Bartowski! 0.0!!!! You are on double-secret probation for this jinja error!
Just joking and thanks dude for all you do for the community and opening AI and this bizarro world up for non-rocket scientists, but I am getting a jinja error in LM-studio with your Q5KL quant? Here is the error: "Failed to parse Jinja template: Parser Error: Expected closing statement token. OpenSquareBracket !== CloseStatement." Can you see whats up with this and I am gonna try Iq4NL with my 4080 right now too since I still don't know wtf to pick, or which is better but thanks!!
Same issue here, I tried a few GGUFs including the official one but they all fail with that error in LM Studio (had a similar issue with arcee-blitz)

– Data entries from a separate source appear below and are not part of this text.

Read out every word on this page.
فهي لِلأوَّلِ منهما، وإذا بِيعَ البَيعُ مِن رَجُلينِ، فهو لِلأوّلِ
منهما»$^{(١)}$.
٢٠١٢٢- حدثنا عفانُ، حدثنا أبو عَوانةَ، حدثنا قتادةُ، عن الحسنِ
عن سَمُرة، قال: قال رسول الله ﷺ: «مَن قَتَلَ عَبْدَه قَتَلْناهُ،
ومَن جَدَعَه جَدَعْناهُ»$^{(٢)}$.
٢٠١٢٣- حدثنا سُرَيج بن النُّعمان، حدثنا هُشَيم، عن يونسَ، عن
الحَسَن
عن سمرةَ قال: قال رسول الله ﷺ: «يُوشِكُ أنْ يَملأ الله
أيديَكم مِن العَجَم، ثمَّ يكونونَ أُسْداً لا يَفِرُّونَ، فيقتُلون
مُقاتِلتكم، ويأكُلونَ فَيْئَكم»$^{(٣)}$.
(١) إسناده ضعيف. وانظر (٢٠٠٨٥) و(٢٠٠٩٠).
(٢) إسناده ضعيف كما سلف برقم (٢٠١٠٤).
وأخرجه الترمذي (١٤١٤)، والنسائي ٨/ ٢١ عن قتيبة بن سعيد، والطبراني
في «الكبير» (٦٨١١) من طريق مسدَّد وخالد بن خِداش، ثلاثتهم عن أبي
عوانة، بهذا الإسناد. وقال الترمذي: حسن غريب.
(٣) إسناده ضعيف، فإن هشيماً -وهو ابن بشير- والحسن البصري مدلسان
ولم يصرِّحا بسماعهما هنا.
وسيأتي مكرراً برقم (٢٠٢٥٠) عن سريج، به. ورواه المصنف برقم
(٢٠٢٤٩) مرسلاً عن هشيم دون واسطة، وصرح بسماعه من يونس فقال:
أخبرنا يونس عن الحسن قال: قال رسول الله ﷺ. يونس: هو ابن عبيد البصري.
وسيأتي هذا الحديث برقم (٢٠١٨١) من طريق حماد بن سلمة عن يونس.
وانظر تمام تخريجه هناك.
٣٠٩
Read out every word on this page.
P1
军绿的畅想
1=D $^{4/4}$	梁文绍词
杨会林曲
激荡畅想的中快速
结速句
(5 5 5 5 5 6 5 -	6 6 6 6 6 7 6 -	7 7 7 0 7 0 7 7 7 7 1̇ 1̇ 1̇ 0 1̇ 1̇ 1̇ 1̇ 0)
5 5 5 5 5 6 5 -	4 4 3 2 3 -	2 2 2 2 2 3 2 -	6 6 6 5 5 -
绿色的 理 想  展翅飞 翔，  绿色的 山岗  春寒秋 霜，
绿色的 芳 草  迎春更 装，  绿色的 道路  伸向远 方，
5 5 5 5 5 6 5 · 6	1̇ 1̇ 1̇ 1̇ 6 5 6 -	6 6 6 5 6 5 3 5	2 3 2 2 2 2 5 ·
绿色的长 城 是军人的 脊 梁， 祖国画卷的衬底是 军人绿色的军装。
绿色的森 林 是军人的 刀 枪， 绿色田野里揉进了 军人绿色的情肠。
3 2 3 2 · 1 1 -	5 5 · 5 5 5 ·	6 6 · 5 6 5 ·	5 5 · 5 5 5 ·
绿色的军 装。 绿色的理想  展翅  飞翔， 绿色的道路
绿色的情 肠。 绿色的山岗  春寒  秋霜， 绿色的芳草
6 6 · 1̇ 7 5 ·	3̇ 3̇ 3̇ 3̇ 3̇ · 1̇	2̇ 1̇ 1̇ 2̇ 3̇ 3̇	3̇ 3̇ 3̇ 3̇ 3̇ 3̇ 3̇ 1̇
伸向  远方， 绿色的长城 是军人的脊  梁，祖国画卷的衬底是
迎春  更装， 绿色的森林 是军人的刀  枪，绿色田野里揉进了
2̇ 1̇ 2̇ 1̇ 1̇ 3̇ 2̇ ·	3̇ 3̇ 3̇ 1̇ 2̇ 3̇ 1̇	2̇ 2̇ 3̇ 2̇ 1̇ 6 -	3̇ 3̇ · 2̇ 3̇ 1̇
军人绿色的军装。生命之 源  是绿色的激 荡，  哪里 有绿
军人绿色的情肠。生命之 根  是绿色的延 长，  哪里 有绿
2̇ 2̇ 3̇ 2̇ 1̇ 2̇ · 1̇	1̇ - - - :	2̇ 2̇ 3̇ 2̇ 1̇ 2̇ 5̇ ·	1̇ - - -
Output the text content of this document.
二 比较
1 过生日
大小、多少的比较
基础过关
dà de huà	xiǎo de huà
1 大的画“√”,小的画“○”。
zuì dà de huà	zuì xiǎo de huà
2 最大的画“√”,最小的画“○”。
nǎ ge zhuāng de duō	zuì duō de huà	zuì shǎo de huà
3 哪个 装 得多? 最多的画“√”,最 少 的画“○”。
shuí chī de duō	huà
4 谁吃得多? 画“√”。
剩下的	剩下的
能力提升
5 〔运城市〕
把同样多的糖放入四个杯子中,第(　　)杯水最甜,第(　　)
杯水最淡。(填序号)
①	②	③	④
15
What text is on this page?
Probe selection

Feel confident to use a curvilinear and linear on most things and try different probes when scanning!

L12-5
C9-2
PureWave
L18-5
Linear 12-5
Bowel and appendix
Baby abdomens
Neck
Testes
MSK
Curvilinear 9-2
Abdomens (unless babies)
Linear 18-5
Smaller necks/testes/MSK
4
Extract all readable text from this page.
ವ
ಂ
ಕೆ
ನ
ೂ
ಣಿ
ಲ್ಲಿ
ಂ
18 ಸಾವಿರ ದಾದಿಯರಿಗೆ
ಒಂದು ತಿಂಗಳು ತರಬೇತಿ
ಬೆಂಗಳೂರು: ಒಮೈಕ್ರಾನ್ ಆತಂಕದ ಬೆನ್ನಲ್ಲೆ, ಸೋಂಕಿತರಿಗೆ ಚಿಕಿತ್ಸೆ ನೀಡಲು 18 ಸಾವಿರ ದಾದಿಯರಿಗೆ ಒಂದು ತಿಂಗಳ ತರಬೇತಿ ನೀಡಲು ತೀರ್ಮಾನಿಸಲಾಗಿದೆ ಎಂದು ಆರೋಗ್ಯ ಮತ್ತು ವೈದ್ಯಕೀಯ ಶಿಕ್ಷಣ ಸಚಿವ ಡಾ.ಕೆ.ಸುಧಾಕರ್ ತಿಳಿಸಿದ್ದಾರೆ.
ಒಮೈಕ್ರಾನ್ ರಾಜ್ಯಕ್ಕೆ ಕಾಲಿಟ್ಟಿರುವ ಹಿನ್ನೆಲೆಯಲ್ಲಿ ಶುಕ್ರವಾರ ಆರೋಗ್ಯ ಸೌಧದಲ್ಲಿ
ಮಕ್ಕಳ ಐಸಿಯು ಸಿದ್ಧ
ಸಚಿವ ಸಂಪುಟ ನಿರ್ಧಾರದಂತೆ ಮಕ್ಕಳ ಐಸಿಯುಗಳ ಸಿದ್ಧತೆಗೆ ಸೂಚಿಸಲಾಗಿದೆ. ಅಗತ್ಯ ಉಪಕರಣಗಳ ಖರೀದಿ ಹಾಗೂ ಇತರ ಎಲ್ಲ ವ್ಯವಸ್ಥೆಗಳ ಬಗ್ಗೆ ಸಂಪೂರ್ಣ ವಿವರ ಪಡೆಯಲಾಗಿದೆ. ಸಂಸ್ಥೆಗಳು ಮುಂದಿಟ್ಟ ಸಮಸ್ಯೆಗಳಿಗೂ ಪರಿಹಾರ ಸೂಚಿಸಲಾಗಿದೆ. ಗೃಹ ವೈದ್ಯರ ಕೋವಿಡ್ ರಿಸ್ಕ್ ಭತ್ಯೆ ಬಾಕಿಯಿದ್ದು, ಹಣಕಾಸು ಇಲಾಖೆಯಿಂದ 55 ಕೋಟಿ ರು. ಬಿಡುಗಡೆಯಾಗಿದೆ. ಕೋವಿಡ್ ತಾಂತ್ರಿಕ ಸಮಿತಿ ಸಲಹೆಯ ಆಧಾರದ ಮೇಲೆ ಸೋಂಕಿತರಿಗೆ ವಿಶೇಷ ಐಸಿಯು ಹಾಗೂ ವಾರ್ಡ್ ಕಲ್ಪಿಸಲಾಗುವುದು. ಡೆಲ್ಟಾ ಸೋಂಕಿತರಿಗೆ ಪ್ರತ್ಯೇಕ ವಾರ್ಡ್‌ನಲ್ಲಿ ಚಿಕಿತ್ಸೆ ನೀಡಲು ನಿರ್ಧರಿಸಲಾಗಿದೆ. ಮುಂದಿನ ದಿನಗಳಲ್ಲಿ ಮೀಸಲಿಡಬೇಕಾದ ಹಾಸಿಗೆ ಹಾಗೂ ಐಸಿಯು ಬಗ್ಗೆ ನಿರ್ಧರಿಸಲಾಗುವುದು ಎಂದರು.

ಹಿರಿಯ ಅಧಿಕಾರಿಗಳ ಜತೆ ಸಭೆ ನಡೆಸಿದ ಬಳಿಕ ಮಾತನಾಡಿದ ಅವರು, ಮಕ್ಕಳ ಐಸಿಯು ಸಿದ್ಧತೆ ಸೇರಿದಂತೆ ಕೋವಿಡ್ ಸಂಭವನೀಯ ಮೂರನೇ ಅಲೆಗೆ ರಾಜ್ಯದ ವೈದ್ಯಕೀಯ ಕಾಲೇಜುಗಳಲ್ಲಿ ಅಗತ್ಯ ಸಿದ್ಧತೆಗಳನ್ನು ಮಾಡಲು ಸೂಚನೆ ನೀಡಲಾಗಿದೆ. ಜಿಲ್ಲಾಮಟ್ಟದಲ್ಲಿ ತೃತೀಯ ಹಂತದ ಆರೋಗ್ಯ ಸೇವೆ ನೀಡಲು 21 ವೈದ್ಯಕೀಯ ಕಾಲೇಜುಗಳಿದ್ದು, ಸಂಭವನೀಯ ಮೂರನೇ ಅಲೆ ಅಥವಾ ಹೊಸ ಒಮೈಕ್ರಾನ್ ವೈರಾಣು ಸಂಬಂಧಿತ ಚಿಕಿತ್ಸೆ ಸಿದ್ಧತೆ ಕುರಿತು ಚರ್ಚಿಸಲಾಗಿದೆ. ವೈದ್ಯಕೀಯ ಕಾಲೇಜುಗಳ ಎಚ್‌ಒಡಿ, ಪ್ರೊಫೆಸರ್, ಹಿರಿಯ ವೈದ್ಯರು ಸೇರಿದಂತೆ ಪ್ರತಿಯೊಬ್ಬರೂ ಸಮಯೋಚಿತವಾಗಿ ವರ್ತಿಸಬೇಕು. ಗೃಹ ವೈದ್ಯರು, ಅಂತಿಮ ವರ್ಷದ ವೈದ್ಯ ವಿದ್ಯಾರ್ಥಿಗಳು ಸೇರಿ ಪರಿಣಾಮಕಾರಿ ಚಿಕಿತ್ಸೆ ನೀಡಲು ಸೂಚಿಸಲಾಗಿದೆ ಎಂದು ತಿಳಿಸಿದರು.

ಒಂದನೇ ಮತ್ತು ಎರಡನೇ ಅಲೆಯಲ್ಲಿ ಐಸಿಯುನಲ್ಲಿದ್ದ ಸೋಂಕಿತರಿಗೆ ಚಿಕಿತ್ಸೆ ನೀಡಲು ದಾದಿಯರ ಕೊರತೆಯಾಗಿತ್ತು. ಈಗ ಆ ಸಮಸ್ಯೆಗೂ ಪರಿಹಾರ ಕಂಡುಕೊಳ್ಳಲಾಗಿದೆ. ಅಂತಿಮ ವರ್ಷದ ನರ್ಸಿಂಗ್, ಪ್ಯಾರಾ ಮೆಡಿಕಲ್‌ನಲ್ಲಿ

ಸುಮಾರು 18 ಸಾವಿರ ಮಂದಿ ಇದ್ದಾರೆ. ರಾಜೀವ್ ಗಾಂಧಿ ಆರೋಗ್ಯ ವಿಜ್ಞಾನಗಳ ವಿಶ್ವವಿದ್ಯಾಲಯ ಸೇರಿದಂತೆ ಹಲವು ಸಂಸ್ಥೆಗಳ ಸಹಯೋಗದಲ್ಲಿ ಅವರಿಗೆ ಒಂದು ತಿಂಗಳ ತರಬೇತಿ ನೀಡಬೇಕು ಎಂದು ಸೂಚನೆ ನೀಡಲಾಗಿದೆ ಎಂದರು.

You can either use the official lmstudio-community ones here: https://huggingface.co/lmstudio-community/QwQ-32B-GGUF
or you can apply the fix from here: https://github.com/lmstudio-ai/lmstudio-bug-tracker/issues/479#issuecomment-2701947624
Thanks, and since you use iMatrix and LM-studio quants don't I stick to yours but my gratiude to the devs of that program is due as well. I hope u got the Animal House reference and idk why your name always makes me think of it? But it appears to be working now except he made random tool calls now?- in LM-Studio and not saying that's your fault but for others who read this just be careful and I will test it further and follow up but my sincere gratitude for contributing the way you do! Also did u ever figure out what was going on with your 3bit quants?
since you use iMatrix and LM-studio quants don't I stick to yours
Same - and just curious since you're (Bartowski) the official curator for their models, is there any reason they don't?
iMatrix always seem to be a straight-up upgrade.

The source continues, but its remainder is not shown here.